Dan pertanyaan tersebut sukses membuat Itachi tertawa.

Pertanyaan Shisui terdengar begitu aneh ditelinga Itachi, hal yang sedang menjadi Topik pembahasan ini benar-benar tidak ada sangkut pautnya dengan misi mereka.

Lagipula membahas topik sejenis ini bukanlah gaya dari Shisui.

"Ya kuakui Yamanaka Ino memang cantik, tapi aku tidak memiliki niat untuk mengejar cintanya"

Giliran Shisui yang kini terkekeh.

"Benarkah?"

Itachi balas menatap Shisui.

"Benar Shisui, masih banyak hal dan urusan yang harus aku selesaikan. Lagipula memikirkan permasalahan cinta masih terlalu jauh untukku"

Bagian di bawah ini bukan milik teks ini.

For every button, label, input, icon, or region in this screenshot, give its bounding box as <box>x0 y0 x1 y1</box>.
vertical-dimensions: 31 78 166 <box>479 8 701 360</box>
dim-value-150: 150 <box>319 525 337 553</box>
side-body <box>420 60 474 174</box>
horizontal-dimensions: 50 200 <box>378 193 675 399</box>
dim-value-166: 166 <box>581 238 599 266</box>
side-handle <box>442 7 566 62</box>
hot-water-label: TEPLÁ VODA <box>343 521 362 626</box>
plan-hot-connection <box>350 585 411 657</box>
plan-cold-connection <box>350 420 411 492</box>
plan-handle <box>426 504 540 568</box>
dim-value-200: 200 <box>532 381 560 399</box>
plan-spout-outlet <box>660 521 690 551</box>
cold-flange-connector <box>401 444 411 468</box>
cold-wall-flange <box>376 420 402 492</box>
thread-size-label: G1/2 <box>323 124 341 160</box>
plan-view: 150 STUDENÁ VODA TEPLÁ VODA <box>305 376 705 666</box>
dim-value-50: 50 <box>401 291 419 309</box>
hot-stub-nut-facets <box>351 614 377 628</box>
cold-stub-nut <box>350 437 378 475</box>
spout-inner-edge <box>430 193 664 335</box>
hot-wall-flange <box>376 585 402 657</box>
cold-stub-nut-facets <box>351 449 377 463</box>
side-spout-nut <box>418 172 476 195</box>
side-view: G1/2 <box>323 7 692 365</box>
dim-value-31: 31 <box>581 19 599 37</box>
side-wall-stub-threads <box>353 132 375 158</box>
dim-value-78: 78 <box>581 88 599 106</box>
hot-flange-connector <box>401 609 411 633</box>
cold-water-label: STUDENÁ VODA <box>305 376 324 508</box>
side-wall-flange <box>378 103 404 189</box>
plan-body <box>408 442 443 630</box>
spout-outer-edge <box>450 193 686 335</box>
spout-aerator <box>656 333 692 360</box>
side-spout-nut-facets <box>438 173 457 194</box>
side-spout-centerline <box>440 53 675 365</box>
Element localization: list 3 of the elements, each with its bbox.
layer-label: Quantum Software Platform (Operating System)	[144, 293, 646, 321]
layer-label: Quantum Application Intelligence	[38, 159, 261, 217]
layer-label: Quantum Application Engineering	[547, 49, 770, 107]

Shisui menahan senyumnya. "Kau tahu Itachi kehidupan didunia ini tidak selamanya hanya bersama dengan keluarga, Ayah, Ibu dan Saudara"

Itachi menarik senyum.

"Ya aku tahu Shisui, aku berkata demikian bukan berarti aku tidak memiliki keinginan untuk membangun sebuah keluarga."

Itachi menatap kedepan.

"Suatu saat nanti aku pasti akan membangum sebuah keluarga, tapi bukan sekarang"

Shisui menatap Itachi.

"Jika pendamping hidupmu diutus untuk datang sekarang dan dia berada tepat didepan matamu, kau tidak akan pernah bisa menolaknya Itachi"

Itachi berdeham.

"Benar sekali, siapa yang tahu jika perkataanmu benar-benar terjadi."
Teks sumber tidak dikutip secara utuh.